Challenges to creating and assessing patient journeys start with inconsistencies in EHR data and real-world evidence. With inconsistent implementation of interoperability standards, data becomes highly variable and lacks specificity, creating gaps that require a great deal of manual
intervention and can drain clinical resources. In addition, free text data in clinical notes including pathology, radiology, and radiation therapy reports often require deep domain expertise to extract meaning
Generative AI and NLP for disease phenotyping and precision medicine
NLP and generative AI are ideal tools to extract clinical information from EHRs, however, general healthcare NLP models often fall short. To be effective and keep up with a knowledge base that grows and changes rapidly, NLP solutions must be trained on data that is optimized in medical domains. Models must understand and extract all possible genes, diseases, variants, and mutation patterns, identify disease associations between phenotype and variant, as well as characterize rare diseases and variants. Solutions must be able to normalize concepts to standard ontologies such as MedDRA and Medical Subject Headings (MeSH) and use pattern recognition to identify complicated categories of information such as diseases and symptoms caused by various gene-protein mutations.

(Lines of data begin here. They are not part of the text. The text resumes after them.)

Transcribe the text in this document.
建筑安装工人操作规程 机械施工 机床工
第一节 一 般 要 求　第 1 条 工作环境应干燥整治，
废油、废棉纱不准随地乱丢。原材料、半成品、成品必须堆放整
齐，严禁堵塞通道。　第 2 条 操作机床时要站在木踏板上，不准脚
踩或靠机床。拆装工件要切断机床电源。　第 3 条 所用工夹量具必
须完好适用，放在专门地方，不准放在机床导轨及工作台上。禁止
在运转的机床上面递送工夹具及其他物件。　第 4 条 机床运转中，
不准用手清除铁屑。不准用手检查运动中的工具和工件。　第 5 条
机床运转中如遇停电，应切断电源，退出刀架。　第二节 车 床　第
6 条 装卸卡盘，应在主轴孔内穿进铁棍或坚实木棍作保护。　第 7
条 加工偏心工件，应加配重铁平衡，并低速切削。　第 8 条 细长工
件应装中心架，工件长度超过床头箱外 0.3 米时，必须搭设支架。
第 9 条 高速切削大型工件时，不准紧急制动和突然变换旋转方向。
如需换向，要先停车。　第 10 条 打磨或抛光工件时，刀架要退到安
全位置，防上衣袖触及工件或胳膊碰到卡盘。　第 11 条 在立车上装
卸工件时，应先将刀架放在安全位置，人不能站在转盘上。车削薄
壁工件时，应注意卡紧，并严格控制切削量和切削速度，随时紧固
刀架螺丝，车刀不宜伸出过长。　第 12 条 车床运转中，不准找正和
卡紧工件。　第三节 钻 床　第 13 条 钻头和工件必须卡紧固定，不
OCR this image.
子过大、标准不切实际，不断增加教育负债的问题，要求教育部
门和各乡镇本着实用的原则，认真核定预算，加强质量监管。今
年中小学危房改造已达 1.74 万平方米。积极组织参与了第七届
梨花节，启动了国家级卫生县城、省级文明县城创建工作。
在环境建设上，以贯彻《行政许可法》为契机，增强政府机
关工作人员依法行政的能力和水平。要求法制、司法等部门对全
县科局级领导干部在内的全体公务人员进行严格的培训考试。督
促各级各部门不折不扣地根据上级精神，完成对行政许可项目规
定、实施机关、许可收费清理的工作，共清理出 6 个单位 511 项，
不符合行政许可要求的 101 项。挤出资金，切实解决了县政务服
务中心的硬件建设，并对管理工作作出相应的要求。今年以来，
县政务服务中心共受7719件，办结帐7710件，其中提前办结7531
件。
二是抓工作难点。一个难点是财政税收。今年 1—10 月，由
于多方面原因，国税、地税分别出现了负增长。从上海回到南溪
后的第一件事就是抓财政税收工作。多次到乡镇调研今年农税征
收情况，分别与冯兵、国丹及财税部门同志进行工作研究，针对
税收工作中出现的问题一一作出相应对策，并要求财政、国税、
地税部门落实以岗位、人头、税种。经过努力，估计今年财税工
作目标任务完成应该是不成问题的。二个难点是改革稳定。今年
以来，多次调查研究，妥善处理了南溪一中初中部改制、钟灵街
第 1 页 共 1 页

With specialized clinical and biomedical NLP and generative AI, domain experts can use prompt engineering to extract insights from clinical notes and specialized reports, finding patient characteristics on disease progression, trajectory, treatment, and procedures, as well as extract dates associated with each. Understanding the journey across a population of patients is more complicated. It requires compiling and aligning data across multiple patients to create real-world evidence journeys. To compare disease and treatment progression, every patient needs a clear, age-based timeline from birth through each key milestone – the disease, symptoms, and conditions. With aligned timelines, researchers can evaluate progression and outcomes, and trigger screening and biomarker testing for individual patients.
An IMO Health example:
Extracting crucial treatment details from radiation oncology-specific EHRs
In a recent study, IMO Health (Melax Tech) scientists used NLP to extract free-text data from radiation oncology-specific EHRs, developing customizable modules for cancer-related information in pathology reports including tumor size, tumor stage, and biomarkers. Based on data elements suggested by the College of American Pathologists, the study used 400 randomly selected pathology reports from cancer patients. For named entity recognition, it implemented regular expression-based, dictionary lookup-based, as well as machine learning-based approaches. For relation extraction, it developed rule-based, machine learning, and hybrid approaches. When evaluated against existing systems, the customized NLP pipeline achieved comparable performance with reduced production time and greater adaptability.